Our two community theatres (Ferndale and North Coast in Eureka) have the words "repertory" in their names, which refers to producing shows from "the repertoire," or the roster of successful plays (artistically, commercially or both) of the accessible past. There are a lot of judgments involved: Some shows are too big (and expensive) or too small, too new (rights are unavailable) or too old.
But how old is too old? Looking back at this year yields a rule of thumb. Dramas can be quite old, though Shakespeare is about the limit. This year we got a searing drama from the 1950s (Look Back in Anger at Ferndale Rep) and a mystery from the 1940s (Agatha Christie's The Mousetrap at North Coast Rep). Comedies and musicals are usually more recent. Which is another reason that North Coast Rep's production of the pioneer musical comedy Anything Goes was so fascinating.
There are few if any Broadway musicals older than Anything Goes that get produced anymore. Songs have since been added, and today's version is not exactly the same as the show that premiered in 1934, but the Cole Porter songs themselves have not changed.
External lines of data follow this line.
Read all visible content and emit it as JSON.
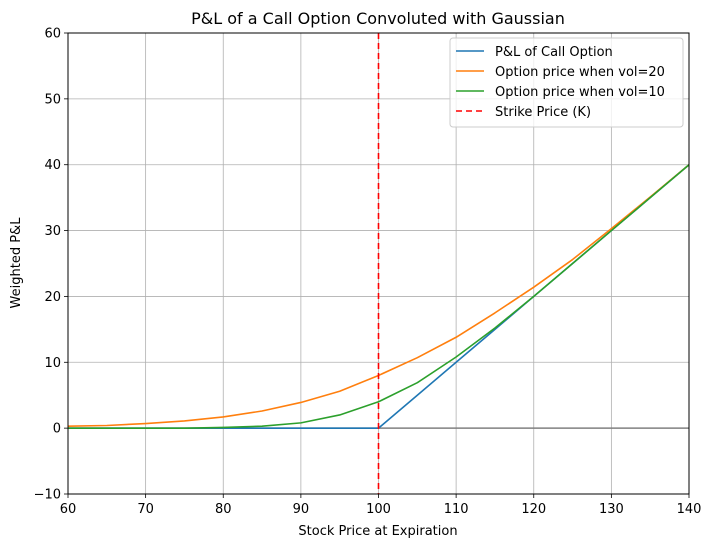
{
  "chart_data": {
    "type": "line",
    "title": "P&L of a Call Option Convoluted with Gaussian",
    "xlabel": "Stock Price at Expiration",
    "ylabel": "Weighted P&L",
    "xlim": [
      60,
      140
    ],
    "ylim": [
      -10,
      60
    ],
    "xticks": [
      60,
      70,
      80,
      90,
      100,
      110,
      120,
      130,
      140
    ],
    "yticks": [
      -10,
      0,
      10,
      20,
      30,
      40,
      50,
      60
    ],
    "xtick_labels": [
      "60",
      "70",
      "80",
      "90",
      "100",
      "110",
      "120",
      "130",
      "140"
    ],
    "ytick_labels": [
      "−10",
      "0",
      "10",
      "20",
      "30",
      "40",
      "50",
      "60"
    ],
    "grid": true,
    "legend_position": "top-right",
    "strike": 100,
    "zero_line": 0,
    "x": [
      60,
      65,
      70,
      75,
      80,
      85,
      90,
      95,
      100,
      105,
      110,
      115,
      120,
      125,
      130,
      135,
      140
    ],
    "series": [
      {
        "name": "P&L of Call Option",
        "color": "#1f77b4",
        "style": "solid",
        "values": [
          0,
          0,
          0,
          0,
          0,
          0,
          0,
          0,
          0,
          5,
          10,
          15,
          20,
          25,
          30,
          35,
          40
        ]
      },
      {
        "name": "Option price when vol=20",
        "color": "#ff7f0e",
        "style": "solid",
        "values": [
          0.3,
          0.4,
          0.7,
          1.1,
          1.7,
          2.6,
          3.9,
          5.6,
          8.0,
          10.7,
          13.8,
          17.5,
          21.4,
          25.6,
          30.3,
          35.1,
          40.0
        ]
      },
      {
        "name": "Option price when vol=10",
        "color": "#2ca02c",
        "style": "solid",
        "values": [
          0,
          0,
          0,
          0,
          0.1,
          0.3,
          0.8,
          2.0,
          4.0,
          6.9,
          10.8,
          15.2,
          20.0,
          25.0,
          30.0,
          35.0,
          40.0
        ]
      }
    ],
    "reference_line": {
      "name": "Strike Price (K)",
      "color": "#ff0000",
      "style": "dashed",
      "x": 100
    }
  }
}
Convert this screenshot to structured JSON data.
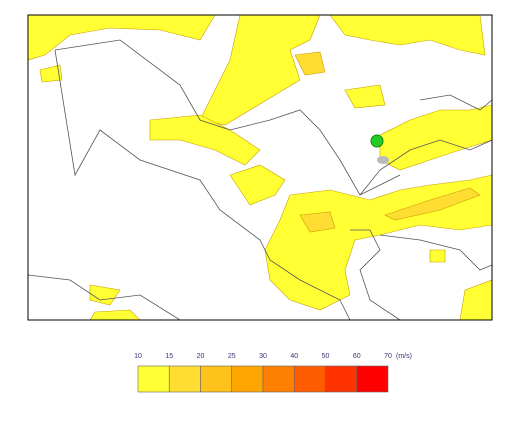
{
  "legend": {
    "ticks": [
      10,
      15,
      20,
      25,
      30,
      40,
      50,
      60,
      70
    ],
    "unit": "(m/s)",
    "colors": [
      "#ffff33",
      "#ffdd33",
      "#ffc21a",
      "#ffa500",
      "#ff8000",
      "#ff5c00",
      "#ff3300",
      "#ff0000"
    ]
  }
}
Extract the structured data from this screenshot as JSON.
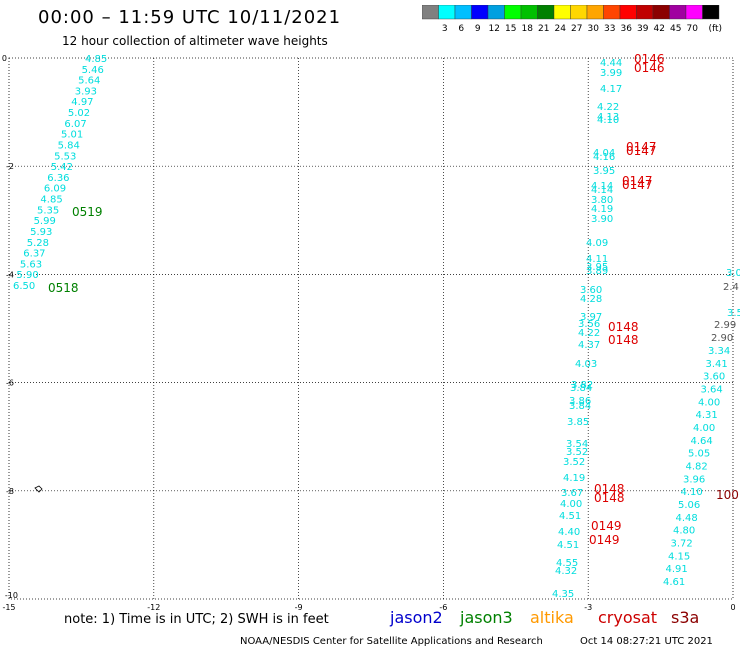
{
  "header": {
    "title": "00:00 – 11:59 UTC 10/11/2021",
    "subtitle": "12 hour collection of altimeter wave heights"
  },
  "scale": {
    "unit": "(ft)",
    "labels": [
      "3",
      "6",
      "9",
      "12",
      "15",
      "18",
      "21",
      "24",
      "27",
      "30",
      "33",
      "36",
      "39",
      "42",
      "45",
      "70"
    ],
    "colors": [
      "#808080",
      "#00ffff",
      "#00bfff",
      "#0000ff",
      "#00a0e0",
      "#00ff00",
      "#00c000",
      "#008000",
      "#ffff00",
      "#ffd700",
      "#ffa500",
      "#ff4500",
      "#ff0000",
      "#c00000",
      "#8b0000",
      "#a000a0",
      "#ff00ff",
      "#000000"
    ]
  },
  "axes": {
    "x_ticks": [
      "-15",
      "-12",
      "-9",
      "-6",
      "-3",
      "0"
    ],
    "y_ticks": [
      "0",
      "-2",
      "-4",
      "-6",
      "-8",
      "-10"
    ]
  },
  "tracks": [
    {
      "satellite": "jason3",
      "color": "#00dddd",
      "values": [
        "4.85",
        "5.46",
        "5.64",
        "3.93",
        "4.97",
        "5.02",
        "6.07",
        "5.01",
        "5.84",
        "5.53",
        "5.42",
        "6.36",
        "6.09",
        "4.85",
        "5.35",
        "5.99",
        "5.93",
        "5.28",
        "6.37",
        "5.63",
        "5.90",
        "6.50"
      ]
    },
    {
      "satellite": "cryosat-a",
      "color": "#00dddd",
      "values": [
        "4.44",
        "3.99",
        "4.17",
        "4.22",
        "4.13",
        "4.10",
        "4.04",
        "4.16",
        "3.95",
        "4.14",
        "4.14",
        "3.80",
        "4.19",
        "3.90",
        "4.09",
        "4.11",
        "3.95",
        "3.89",
        "3.60",
        "4.28",
        "3.97",
        "3.56",
        "4.22",
        "4.37",
        "4.03",
        "3.82",
        "3.84",
        "3.86",
        "3.84",
        "3.85",
        "3.54",
        "3.52",
        "3.52",
        "4.19",
        "3.67",
        "4.00",
        "4.51",
        "4.40",
        "4.51",
        "4.55",
        "4.32",
        "4.35"
      ]
    },
    {
      "satellite": "s3a",
      "color": "#00dddd",
      "values": [
        "3.34",
        "3.41",
        "3.60",
        "3.64",
        "4.00",
        "4.31",
        "4.00",
        "4.64",
        "5.05",
        "4.82",
        "3.96",
        "4.10",
        "5.06",
        "4.48",
        "4.80",
        "3.72",
        "4.15",
        "4.91",
        "4.61"
      ]
    },
    {
      "satellite": "edge",
      "color": "#00dddd",
      "values": [
        "3.0",
        "3.58"
      ]
    },
    {
      "satellite": "edge-grey",
      "color": "#555555",
      "values": [
        "2.4",
        "2.99",
        "2.90"
      ]
    }
  ],
  "pass_labels": [
    {
      "text": "0519",
      "color": "#008000"
    },
    {
      "text": "0518",
      "color": "#008000"
    },
    {
      "text": "0146",
      "color": "#dd0000"
    },
    {
      "text": "0146",
      "color": "#dd0000"
    },
    {
      "text": "0147",
      "color": "#dd0000"
    },
    {
      "text": "0147",
      "color": "#dd0000"
    },
    {
      "text": "0147",
      "color": "#dd0000"
    },
    {
      "text": "0147",
      "color": "#dd0000"
    },
    {
      "text": "0148",
      "color": "#dd0000"
    },
    {
      "text": "0148",
      "color": "#dd0000"
    },
    {
      "text": "0148",
      "color": "#dd0000"
    },
    {
      "text": "0148",
      "color": "#dd0000"
    },
    {
      "text": "0149",
      "color": "#dd0000"
    },
    {
      "text": "0149",
      "color": "#dd0000"
    },
    {
      "text": "100",
      "color": "#8b0000"
    }
  ],
  "footer": {
    "note": "note:  1) Time is in UTC;  2) SWH is in feet",
    "satellites": [
      {
        "name": "jason2",
        "color": "#0000cc"
      },
      {
        "name": "jason3",
        "color": "#008000"
      },
      {
        "name": "altika",
        "color": "#ff9900"
      },
      {
        "name": "cryosat",
        "color": "#cc0000"
      },
      {
        "name": "s3a",
        "color": "#8b0000"
      }
    ],
    "credit": "NOAA/NESDIS Center for Satellite Applications and Research",
    "timestamp": "Oct 14 08:27:21 UTC 2021"
  }
}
His music is timeless, but his lyrics are very topical -- particularly in one of this show's most famous songs, "You're the Top."
The lyrics are a kind of mini-tour of 1934. While some of the places and the famous people named in the song are still well known, others mostly aren't. Quite a few clever references go right by a lot of the audience some 70 years later. So how does that work?
It was interesting to watch how Molly Severdia and Erik Standifird relieved anxieties by acting out contemporary reactions to some references in their performance of the song, a highlight of the North Coast Rep production. For instance, they gave the line "You're broccoli!" the icky vegetable look, but in 1934, broccoli was new to the U.S. and quite fashionable.
They simply ignored other references, like Jimmy Durante, a showman who was often parodied into the 1960s. In fact some lyrics are now so obscure that there are several online attempts to track down their meaning. There was a long and involved theory about "you're a drumstick lipstick" until somebody uncovered an old ad that showed that Drumstick lipstick was a 1934 brand name. Still, it isn't necessary to know that moisture-proof cellophane was a modern miracle in the '30s to laugh at the exuberant brilliance of "You're the National Gallery/You're Garbo's salary/You're cellophane!"
The strange alchemy of the topical and the timeless in a play that lasts is one of the wonders of theatre, as it is in other arts. So it's a vital part of our theatrical ecology.